Bu arada eski TCMB Başkanı Şahap Özkavcı’nın başında bulunduğu, bu aralar pek sesi çıkmayan BDDK da son haftalarda belirginleşen tüketici kredisi talebindeki yavaşlamaya önlem olarak, ihtiyaç ve konut kredilerinde sermaye yeterliği katsayısını düşürdü. Son zamanlarda mesai saatleri dışında da geçerli olmak üzere bankalardan kredi teklifleri geliyor. Belli ki bankalar % 2 aylık sınırına rağmen ellerindeki fonları pazarlayamıyor.  Çünkü uygulanan  faiz oranları hala çok yüksek. Hele ki, enflasyonda öngörülen düşüş gerçekleşirse... En son ihtiyaç kredilerinde ortalama faiz oranı %74, konut kredilerinde ise %43’tü. İster istemez, TCMB’den sıkılaşma, BDDK’dan gevşeme yönünde hamleler gelmesi bu iki kurum arasında bir eşgüdüm bulunmadığı izlenimini verdi. Zaten Nurettin Nebati ekibinden Özkavcı ile Mehmet Şimşek ekürisi arasında pek sıcak ilişkiler gelişmediğini tahmin etmek zor değil.

SICAK PARANIN DÖKÜMÜ

Sıcak para demişken, isterseniz ülkedeki bu tür fon miktarı ne kadar onu bir irdeleyelim. Hatırlanırsa Mehmet Şimşek “finans tarihimizde görülmemiş 78 milyar dolar kaynak girişi var” diye demeç vermişti. 13 Eylül itibarıyla yabancıların yurtiçinde 33.6 milyar dolar hisse senedi, 14.7 milyar dolar devlet tahvili, 291 milyon dolar özel sektör ihraçlarını da içeren 48.6 milyar dolarlık portföyleri bulunuyor. Yurt dışında ihraç edilen eurobondların tutarı da 43.8 milyar dolar kamu, 13.2 milyar dolar reel sektör, 17.3 milyar dolar finansal sektör olmak üzere, 74.3 milyar doları buluyor. Menkul değer stok toplamı da 123 milyar dolara ulaşıyor.

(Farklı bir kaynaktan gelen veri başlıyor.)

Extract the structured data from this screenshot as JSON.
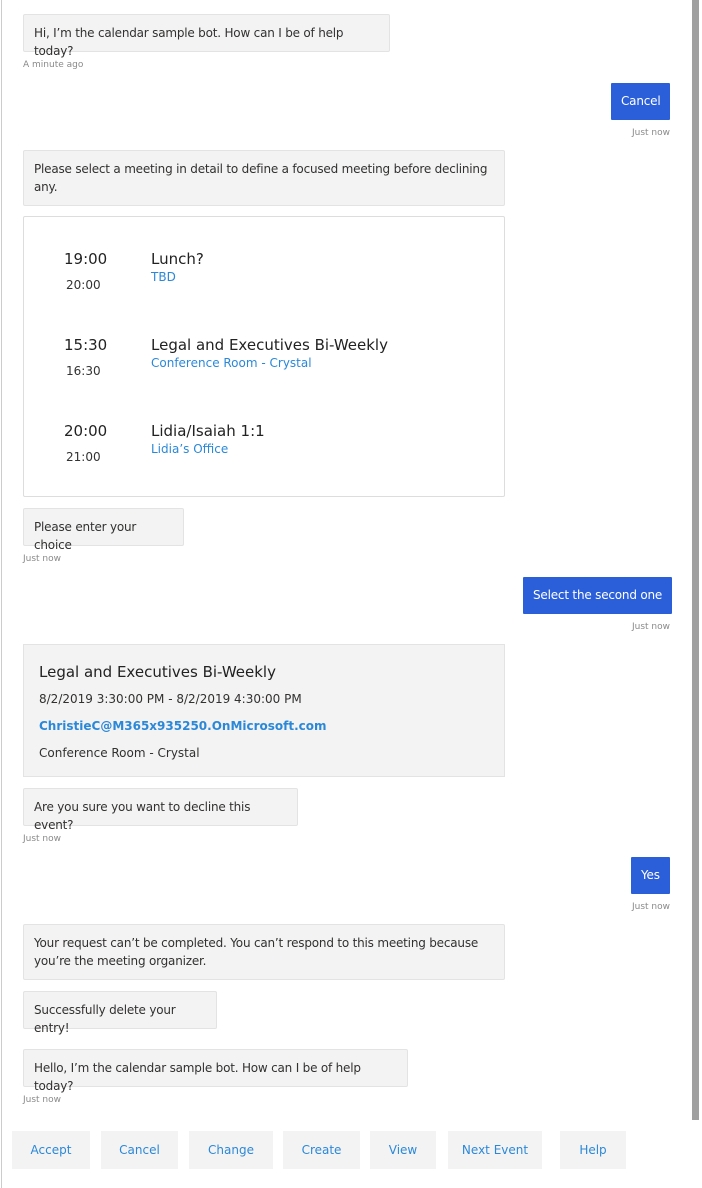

Sıcak para toplamını hesaplayabilmek için şimdi de vadesine 1 yıldan az süre kalan dış borç istatistiklerine 2024 Temmuz itibarıyla bir göz atalım. Merkez Bankası mevduatları 38.7 milyar dolar. Banka kredileri 50.3 milyar dolar. Gerçek-tüzel kişilerin yurtiçi döviz mevduatı 19.1 milyar dolar. Yurtdışı bankaların yurtiçindeki döviz mevduatı 19.6 milyar dolar. Yabancıların TL cinsi yurtiçi ve yurtdışı şubeler mevduatı 20.4 milyar dolar. Bu tutarın da dövize çevrilme potansiyelini göz önüne alarak sıcak paraya dahil ediyoruz. Reel sektörün de 2.1 milyar doları kamu, 18.4 milyar doları özel, 20.5 milyar dolar kısa vadeli dış borcu bulunuyor. Kısa vadeli borçlar böylelikle 168.6 milyar dolara ulaşıyor.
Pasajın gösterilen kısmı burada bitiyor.